Mary Anne joined the Junior League of Brooklyn in the early 1960s and became its President in 1968.  The Yancey’s were an early founding family of Saint Ann’s School, where she was the President of the Parents Association, and which her children attended.  She was a member of the Board of Directors of the Brooklyn Kindergarten Society, and President of Mrs. Fields Literary Club.  Mary Anne was the first woman Chair of the NYC Hospital Visiting Committee for the United Hospital Fund of New York, and was also the first woman President of the Plymouth Church Council.  She was Chairperson of the SUNY Downstate Medical Center Council. In the late 1980’s, she served as Director of Marketing for the City’s largest home ownership program, at the Partnership for New York City.

A longtime board member of BRIC Arts/Media/Brooklyn, she served as Chair from 2002 to 2007 and founded the BRIC Rotunda Gallery Friends Committee. BRIC presents contemporary art, performing arts and community media programs that reflect Brooklyn’s creativity and diversity. As Chair, Mary Anne led the organization through a challenging period, helping to place it at the center of Brooklyn’s emerging cultural scene, and establishing BRIC House, a major new multi-media facility.

Lizanne Fontaine, a recent Chair of BRIC who worked closely with Mary Anne, said, “Mary Anne was smart, passionate about her community endeavors and extremely determined.  She was truly brilliant at engaging people of different generations, with different interests, professional backgrounds, and skills sets to work collaboratively in a shared enterprise. She did this at BRIC in creating a Friends Group for the Rotunda Gallery, so that the organization’s contemporary art program could sink roots into the community, and in re-energizing and galvanizing the Board.  Her determination has everything to do with the creation of BRIC House, our new home, a project which had languished on the back burner for years and years.  She is and will be missed.”

Also dear to Mary Anne’s heart was the Brooklyn Youth Chorus Academy, a Grammy award-winning music school and arts producer, which is now in its 22nd season.  Mary Anne was a board member for close to 15 years, and served as Chair from 2009-2013.  Stepping in at a critical time, she oversaw its growth to 450 choristers, and firmly believed in its mission of uniting children of diverse backgrounds through music and helping them to develop into confident and expressive individuals.  BYCA’s programs now include celebrated collaborations with cutting-edge artists, such as Mark Morris Dance Company, Nico Muhly, London Symphony Orchestra, Lou Reed and Elton John, with performances at the Brooklyn Academy of Music, Lincoln Center, Carnegie Hall, Radio City Music Hall, Metropolitan Opera, and around the world.

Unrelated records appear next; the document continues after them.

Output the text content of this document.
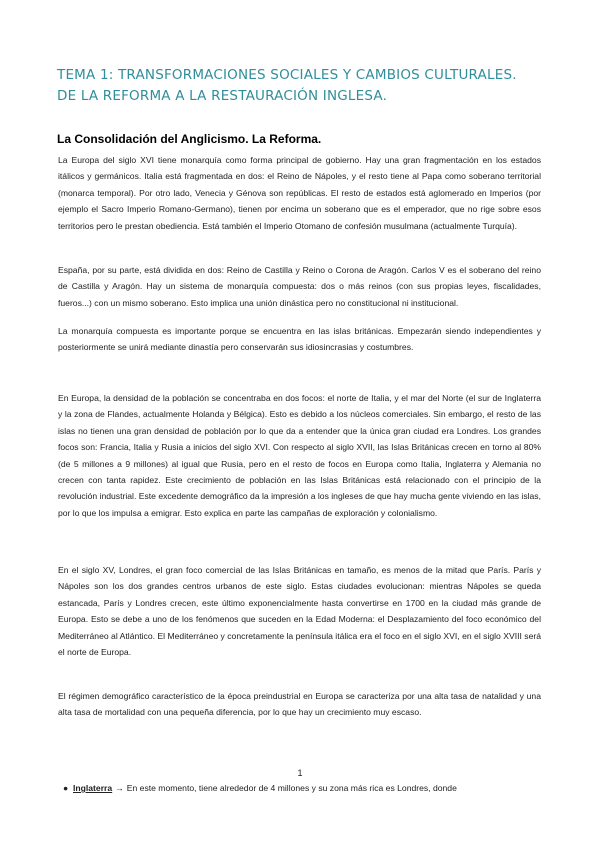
TEMA 1: TRANSFORMACIONES SOCIALES Y CAMBIOS CULTURALES. DE LA REFORMA A LA RESTAURACIÓN INGLESA.
La Consolidación del Anglicismo. La Reforma.

La Europa del siglo XVI tiene monarquía como forma principal de gobierno. Hay una gran fragmentación en los estados itálicos y germánicos. Italia está fragmentada en dos: el Reino de Nápoles, y el resto tiene al Papa como soberano territorial (monarca temporal). Por otro lado, Venecia y Génova son repúblicas. El resto de estados está aglomerado en Imperios (por ejemplo el Sacro Imperio Romano-Germano), tienen por encima un soberano que es el emperador, que no rige sobre esos territorios pero le prestan obediencia. Está también el Imperio Otomano de confesión musulmana (actualmente Turquía).

España, por su parte, está dividida en dos: Reino de Castilla y Reino o Corona de Aragón. Carlos V es el soberano del reino de Castilla y Aragón. Hay un sistema de monarquía compuesta: dos o más reinos (con sus propias leyes, fiscalidades, fueros...) con un mismo soberano. Esto implica una unión dinástica pero no constitucional ni institucional.

La monarquía compuesta es importante porque se encuentra en las islas británicas. Empezarán siendo independientes y posteriormente se unirá mediante dinastía pero conservarán sus idiosincrasias y costumbres.

En Europa, la densidad de la población se concentraba en dos focos: el norte de Italia, y el mar del Norte (el sur de Inglaterra y la zona de Flandes, actualmente Holanda y Bélgica). Esto es debido a los núcleos comerciales. Sin embargo, el resto de las islas no tienen una gran densidad de población por lo que da a entender que la única gran ciudad era Londres. Los grandes focos son: Francia, Italia y Rusia a inicios del siglo XVI. Con respecto al siglo XVII, las Islas Británicas crecen en torno al 80% (de 5 millones a 9 millones) al igual que Rusia, pero en el resto de focos en Europa como Italia, Inglaterra y Alemania no crecen con tanta rapidez. Este crecimiento de población en las Islas Británicas está relacionado con el principio de la revolución industrial. Este excedente demográfico da la impresión a los ingleses de que hay mucha gente viviendo en las islas, por lo que los impulsa a emigrar. Esto explica en parte las campañas de exploración y colonialismo.

En el siglo XV, Londres, el gran foco comercial de las Islas Británicas en tamaño, es menos de la mitad que París. París y Nápoles son los dos grandes centros urbanos de este siglo. Estas ciudades evolucionan: mientras Nápoles se queda estancada, París y Londres crecen, este último exponencialmente hasta convertirse en 1700 en la ciudad más grande de Europa. Esto se debe a uno de los fenómenos que suceden en la Edad Moderna: el Desplazamiento del foco económico del Mediterráneo al Atlántico. El Mediterráneo y concretamente la península itálica era el foco en el siglo XVI, en el siglo XVIII será el norte de Europa.

El régimen demográfico característico de la época preindustrial en Europa se caracteriza por una alta tasa de natalidad y una alta tasa de mortalidad con una pequeña diferencia, por lo que hay un crecimiento muy escaso.

1
● Inglaterra → En este momento, tiene alrededor de 4 millones y su zona más rica es Londres, donde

She is survived by her loving husband of 57 years, Richard, former Managing Director of the investment banking firm Dillon, Read & Co. Inc.; her brother Monte G. Shaffer of Prosser, Washington; her three children, Leslie of Whitefish, Montana, Jennifer Young (Brian) of Taos, New Mexico, and Richard Jr. (Inger) of Brooklyn, New York; as well as her five beloved grandsons, Gavin, Connor, Oliver, Felix and Neal.  Mary Anne will be greatly missed by all. A memorial service, open to all, will be held the afternoon of November 15th at Plymouth Church (75 Hicks St. in Brooklyn Heights.) A prelude will begin at 4 p.m. and the service will begin at 4:30 p.m.  In lieu of flowers, please send donations to the Brooklyn Youth Chorus Academy’s Mary Anne Yancey Memorial Fund. (www.byca.org/support).